Click on Text Types if it is not already visible.
In the Title field, type a key word of the text you want to upload. If it is already there, it will appear in this box.
Convert pdf etc. to txt:
Join any words that don’t need hyphens.
Divide the text into sections according to its headings.
Do not include the References section.
Paste the section of the paper into the Paste text field in Upload:
https://ske.fi.muni.cz/auth/corpus/1078/
Click next.
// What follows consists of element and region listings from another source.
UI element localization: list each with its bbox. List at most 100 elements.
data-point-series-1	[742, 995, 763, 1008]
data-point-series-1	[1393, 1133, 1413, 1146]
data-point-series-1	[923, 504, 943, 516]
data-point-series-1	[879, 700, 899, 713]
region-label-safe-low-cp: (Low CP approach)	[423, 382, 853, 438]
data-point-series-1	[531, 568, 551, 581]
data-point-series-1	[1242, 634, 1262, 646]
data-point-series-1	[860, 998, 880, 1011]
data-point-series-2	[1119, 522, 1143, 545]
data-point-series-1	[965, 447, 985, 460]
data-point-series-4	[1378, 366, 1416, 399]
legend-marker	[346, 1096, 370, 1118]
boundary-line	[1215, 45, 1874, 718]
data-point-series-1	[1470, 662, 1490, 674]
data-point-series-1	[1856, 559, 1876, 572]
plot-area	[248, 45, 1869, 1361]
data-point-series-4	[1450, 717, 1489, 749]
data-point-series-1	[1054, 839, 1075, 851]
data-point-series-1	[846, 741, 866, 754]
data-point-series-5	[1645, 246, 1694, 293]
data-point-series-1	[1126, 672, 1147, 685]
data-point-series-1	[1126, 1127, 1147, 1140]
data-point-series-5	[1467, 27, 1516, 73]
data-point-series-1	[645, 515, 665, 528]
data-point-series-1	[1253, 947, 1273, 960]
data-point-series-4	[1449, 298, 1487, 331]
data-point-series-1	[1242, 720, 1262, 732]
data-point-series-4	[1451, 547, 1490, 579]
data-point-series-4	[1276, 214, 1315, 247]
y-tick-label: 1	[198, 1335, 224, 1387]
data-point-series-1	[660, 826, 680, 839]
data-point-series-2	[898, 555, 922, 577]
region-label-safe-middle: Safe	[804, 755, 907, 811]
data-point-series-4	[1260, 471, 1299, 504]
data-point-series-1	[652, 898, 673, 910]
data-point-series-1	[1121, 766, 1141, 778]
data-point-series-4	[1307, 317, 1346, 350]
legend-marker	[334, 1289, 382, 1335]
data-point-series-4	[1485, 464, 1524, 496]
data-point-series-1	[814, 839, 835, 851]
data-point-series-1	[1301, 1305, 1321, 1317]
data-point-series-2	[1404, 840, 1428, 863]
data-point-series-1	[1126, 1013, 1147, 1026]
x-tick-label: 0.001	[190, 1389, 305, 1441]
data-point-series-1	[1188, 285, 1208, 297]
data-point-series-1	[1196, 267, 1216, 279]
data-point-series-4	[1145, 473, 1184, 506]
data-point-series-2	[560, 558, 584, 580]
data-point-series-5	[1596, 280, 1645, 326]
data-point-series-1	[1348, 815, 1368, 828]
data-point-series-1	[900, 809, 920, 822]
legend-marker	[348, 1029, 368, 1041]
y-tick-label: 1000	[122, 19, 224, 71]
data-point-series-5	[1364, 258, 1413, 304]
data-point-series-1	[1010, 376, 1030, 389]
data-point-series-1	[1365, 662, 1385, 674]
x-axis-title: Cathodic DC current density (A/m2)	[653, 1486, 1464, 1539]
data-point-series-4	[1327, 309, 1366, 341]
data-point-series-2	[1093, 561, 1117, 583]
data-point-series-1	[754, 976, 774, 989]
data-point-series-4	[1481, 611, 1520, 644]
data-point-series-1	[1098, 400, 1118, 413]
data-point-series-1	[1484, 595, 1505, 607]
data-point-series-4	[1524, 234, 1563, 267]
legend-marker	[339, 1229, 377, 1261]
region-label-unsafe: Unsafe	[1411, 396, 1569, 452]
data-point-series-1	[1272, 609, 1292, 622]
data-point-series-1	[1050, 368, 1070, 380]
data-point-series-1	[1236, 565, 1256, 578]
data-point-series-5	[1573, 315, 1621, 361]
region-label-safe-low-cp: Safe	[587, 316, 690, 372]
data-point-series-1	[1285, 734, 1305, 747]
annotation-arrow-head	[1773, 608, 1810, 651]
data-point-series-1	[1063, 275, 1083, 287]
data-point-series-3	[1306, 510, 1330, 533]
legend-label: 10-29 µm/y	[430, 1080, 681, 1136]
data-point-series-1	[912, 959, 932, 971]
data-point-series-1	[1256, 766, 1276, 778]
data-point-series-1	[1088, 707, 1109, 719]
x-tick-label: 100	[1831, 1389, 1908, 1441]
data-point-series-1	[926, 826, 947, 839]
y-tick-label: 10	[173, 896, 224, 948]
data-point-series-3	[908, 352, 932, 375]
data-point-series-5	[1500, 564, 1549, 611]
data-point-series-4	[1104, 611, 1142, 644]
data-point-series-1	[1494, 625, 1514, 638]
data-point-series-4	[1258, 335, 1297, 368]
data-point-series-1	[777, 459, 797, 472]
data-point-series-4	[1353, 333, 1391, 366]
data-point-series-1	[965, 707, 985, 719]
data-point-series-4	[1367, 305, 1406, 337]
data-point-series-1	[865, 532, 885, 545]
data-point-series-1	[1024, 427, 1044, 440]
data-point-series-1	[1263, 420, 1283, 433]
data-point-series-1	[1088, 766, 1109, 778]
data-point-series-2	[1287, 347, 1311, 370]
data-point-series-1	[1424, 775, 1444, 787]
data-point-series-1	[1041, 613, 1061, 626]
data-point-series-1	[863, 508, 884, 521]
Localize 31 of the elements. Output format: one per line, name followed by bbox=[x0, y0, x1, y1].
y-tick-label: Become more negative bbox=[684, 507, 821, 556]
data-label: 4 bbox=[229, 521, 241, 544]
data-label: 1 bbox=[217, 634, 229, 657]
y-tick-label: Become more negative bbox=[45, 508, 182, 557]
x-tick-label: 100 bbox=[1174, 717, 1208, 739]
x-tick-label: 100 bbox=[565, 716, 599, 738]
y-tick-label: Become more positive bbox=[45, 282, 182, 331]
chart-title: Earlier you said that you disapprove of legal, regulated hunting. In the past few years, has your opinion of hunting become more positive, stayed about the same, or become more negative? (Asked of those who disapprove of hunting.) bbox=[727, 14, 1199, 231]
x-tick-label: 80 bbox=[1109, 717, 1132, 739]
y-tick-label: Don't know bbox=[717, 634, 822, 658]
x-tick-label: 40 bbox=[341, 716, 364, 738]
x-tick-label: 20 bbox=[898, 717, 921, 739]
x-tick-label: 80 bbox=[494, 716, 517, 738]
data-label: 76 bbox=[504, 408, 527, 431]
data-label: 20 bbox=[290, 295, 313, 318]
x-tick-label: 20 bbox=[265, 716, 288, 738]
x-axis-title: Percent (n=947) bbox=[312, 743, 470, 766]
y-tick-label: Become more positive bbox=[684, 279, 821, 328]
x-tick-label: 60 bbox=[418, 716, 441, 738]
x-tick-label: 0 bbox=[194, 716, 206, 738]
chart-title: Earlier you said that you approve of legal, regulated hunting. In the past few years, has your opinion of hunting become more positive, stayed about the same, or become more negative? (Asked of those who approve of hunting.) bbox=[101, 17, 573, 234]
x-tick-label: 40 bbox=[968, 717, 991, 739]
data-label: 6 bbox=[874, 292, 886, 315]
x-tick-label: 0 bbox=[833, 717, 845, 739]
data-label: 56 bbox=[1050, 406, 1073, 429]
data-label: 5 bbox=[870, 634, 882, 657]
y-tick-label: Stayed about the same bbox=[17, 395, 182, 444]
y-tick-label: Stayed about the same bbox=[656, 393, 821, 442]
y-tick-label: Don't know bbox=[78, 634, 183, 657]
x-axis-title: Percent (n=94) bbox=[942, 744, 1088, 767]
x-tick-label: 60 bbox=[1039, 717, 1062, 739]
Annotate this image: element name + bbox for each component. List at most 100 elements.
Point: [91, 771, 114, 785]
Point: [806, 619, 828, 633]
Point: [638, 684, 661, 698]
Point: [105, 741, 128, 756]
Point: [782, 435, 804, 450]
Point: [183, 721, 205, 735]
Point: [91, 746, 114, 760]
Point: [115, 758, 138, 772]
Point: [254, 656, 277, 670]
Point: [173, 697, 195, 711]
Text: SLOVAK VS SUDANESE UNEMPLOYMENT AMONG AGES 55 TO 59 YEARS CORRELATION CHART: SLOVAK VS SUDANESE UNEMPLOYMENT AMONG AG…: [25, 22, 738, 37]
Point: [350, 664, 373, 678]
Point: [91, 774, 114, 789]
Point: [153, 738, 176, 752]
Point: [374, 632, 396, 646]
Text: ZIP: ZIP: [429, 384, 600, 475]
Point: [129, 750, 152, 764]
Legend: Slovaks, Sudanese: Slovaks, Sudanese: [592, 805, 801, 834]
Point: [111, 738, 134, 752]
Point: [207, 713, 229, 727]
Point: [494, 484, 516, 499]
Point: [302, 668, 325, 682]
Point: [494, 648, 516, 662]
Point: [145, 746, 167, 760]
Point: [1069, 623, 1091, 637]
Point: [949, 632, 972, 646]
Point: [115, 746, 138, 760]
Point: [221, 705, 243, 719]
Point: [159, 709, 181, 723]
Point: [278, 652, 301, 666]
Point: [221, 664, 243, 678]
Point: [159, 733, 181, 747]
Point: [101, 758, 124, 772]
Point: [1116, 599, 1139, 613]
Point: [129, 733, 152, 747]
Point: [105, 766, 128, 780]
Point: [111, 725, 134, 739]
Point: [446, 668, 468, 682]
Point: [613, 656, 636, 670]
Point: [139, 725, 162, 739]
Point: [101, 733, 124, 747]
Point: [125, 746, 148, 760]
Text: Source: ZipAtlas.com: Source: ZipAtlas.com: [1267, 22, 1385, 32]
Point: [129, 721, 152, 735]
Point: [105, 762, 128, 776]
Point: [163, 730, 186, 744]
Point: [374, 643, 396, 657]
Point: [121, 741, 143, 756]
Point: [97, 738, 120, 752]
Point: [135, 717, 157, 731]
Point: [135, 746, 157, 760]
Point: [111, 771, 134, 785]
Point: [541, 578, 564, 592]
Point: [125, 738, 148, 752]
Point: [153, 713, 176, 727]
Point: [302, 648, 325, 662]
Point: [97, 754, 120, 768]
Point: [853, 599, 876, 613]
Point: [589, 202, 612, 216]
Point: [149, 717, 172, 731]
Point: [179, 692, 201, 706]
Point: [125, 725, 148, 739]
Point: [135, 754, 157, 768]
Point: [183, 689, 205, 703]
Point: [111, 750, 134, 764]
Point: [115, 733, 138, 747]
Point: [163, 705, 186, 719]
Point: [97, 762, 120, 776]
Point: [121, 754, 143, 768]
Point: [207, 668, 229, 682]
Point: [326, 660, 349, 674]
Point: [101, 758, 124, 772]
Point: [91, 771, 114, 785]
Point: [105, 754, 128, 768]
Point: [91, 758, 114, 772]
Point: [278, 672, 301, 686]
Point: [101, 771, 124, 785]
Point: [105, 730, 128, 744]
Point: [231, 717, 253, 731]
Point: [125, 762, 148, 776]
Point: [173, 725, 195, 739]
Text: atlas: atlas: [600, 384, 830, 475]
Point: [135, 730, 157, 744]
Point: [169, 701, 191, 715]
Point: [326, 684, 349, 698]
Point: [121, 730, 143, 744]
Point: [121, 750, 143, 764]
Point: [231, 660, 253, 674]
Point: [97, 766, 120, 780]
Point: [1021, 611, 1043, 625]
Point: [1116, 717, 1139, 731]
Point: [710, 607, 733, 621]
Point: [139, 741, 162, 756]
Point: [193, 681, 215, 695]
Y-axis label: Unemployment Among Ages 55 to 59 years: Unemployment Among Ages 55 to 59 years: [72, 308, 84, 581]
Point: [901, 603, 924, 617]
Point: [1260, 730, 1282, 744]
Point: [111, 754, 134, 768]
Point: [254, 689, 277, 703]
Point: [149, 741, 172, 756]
In the left panel then, choose Edit metadata.
Click the green plus sign and add the attribute and the value.
Add the following attributes and your own values:
title
author
pubyear
uco (your own)
And choose your values from these attributes here:
section id: http://bit.ly/irc_section_id
Please don't use anything below Future Work, unless there really are whole sections in the paper devoted to something else.
doc.lab: http://bit.ly/irc_lab
Then click OK and this section of your academic paper is uploaded. Repeat with the other sections of each paper.
When you have completed uploading, click Compile Corpus.
The following notes concern the older system and may be preferred by XML aficionados who can insert correct XML coding throughout a full paper, rather than breaking it into sections as requird by the metadata tool.
Prefix each section with xml codes following the example here:
http://ske.fi.muni.cz/auth/file/139946/setup/
<doc id="majtner08" title="Radon Representation-Based Feature Descriptor for
Texture Classification" uco="172786" pubyear="2009" lab="Laboratory of Optical
Microscopy [LOM]">
<section id="abstract">
And paste it into the text field in Upload:
https://ske.fi.muni.cz/auth/corpus/1078/
Click next, etc.
When the whole text is done, click Compile Corpus.